Мрачный Жнец — страница 13 из 45

– Братие! Смирите гнев свой! – возопил первосвященник.

Главный философ отпустил голову верховного жреца культа Хинки. Пара кюре перестала мутузить казначея. Все принялись приводить в порядок одежду, искать шляпы и смущённо покашливать.

– Так-то лучше, – сказал Чудакулли. – А тем временем мы с его преосвященством первосвященником решили…

Декан покосился на коротышку-епископа.

– Он пнул меня! Эй! Ты пнул меня!

– О, нет, сын мой, я не делал сего.

– Делал, чёрт побери! – прошипел декан. – Сбоку, чтобы никто не видел!

– …Мы решили, – повторил Чудакулли, глядя на декана в упор, – найти решение текущих пертурбаций в духе братства и доброй воли, и тебя это тоже касается, философ.

– А что я-то? Он меня толкнул!

– Что ж, да простят тебя боги! – с жаром ответил архидьякон Трума.

Сверху что-то громыхнуло. По лестнице галопом проскакал шезлонг и с разгону врезался в двери зала.

– Кажется, охрана всё ещё вытаскивает патриция, – предположил первосвященник. – Видимо, даже потайные ходы самозаперлись.

– Что, все сразу? Я думал, у этого хитрого чертяки они повсюду, – усомнился Чудакулли.

– Взяли и заперлись, – заявил первосвященник. – Все до одного.

– Все, кроме одного, – поправил голос позади них.

Из стены вышла фигура. Человеческая, но лишь в целом. Тощий, бледный патриций, одетый в пыльный чёрный костюм, всегда казался Чудакулли больше похожим на хищного фламинго. Если, конечно, бывают чёрные фламинго, невозмутимые, как камни.

Голос Чудакулли почти не изменился, когда он обернулся, разве что в нём стало больше сладкого сиропа.

– А-а, лорд Витинари, – сказал он. – Я так рад, что вы целы и невредимы.

– Джентльмены, я жду всех вас в Продолговатом кабинете, – сказал патриций.

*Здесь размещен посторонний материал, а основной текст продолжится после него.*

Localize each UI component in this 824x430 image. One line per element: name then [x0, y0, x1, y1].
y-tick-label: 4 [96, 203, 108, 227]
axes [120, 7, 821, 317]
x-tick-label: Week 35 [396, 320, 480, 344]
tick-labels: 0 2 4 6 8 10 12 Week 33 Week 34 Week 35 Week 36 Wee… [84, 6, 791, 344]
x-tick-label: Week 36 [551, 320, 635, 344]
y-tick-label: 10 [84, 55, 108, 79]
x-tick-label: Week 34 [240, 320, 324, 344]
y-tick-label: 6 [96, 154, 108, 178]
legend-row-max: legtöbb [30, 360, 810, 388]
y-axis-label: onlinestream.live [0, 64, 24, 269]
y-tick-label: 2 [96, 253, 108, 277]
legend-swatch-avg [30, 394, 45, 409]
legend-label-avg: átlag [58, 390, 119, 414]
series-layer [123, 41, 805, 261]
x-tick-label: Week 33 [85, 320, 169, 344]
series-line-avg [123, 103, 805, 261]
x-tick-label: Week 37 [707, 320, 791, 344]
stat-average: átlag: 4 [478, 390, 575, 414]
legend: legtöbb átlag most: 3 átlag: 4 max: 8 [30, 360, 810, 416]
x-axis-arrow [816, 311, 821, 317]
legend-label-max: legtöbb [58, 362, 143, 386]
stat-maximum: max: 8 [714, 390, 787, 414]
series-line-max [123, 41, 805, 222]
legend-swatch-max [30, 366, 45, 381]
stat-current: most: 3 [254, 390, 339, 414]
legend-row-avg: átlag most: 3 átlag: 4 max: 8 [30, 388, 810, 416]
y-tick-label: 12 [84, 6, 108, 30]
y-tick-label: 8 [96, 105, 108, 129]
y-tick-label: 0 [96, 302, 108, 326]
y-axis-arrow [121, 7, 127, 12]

Позади него бесшумно закрылась часть стены.

– Хм, мне кажется, там наверху целый взвод гвардейцев пытается освободить… – начал было первосвященник.

Патриций отмахнулся.

– Не будем им мешать, – сказал он. – По крайней мере, у них есть занятие, дающее чувство собственной важности. Иначе им придётся просто стоять по углам день-деньской, мечтая о походе в туалет. Пройдёмте сюда.



Начальники прочих гильдий Анк-Морпорка появлялись поодиночке и парами, постепенно заполняя зал.

Патриций угрюмо разглядывал бумаги на своём столе, пока они спорили.

– Ну, это точно не мы, – сказал главный алхимик.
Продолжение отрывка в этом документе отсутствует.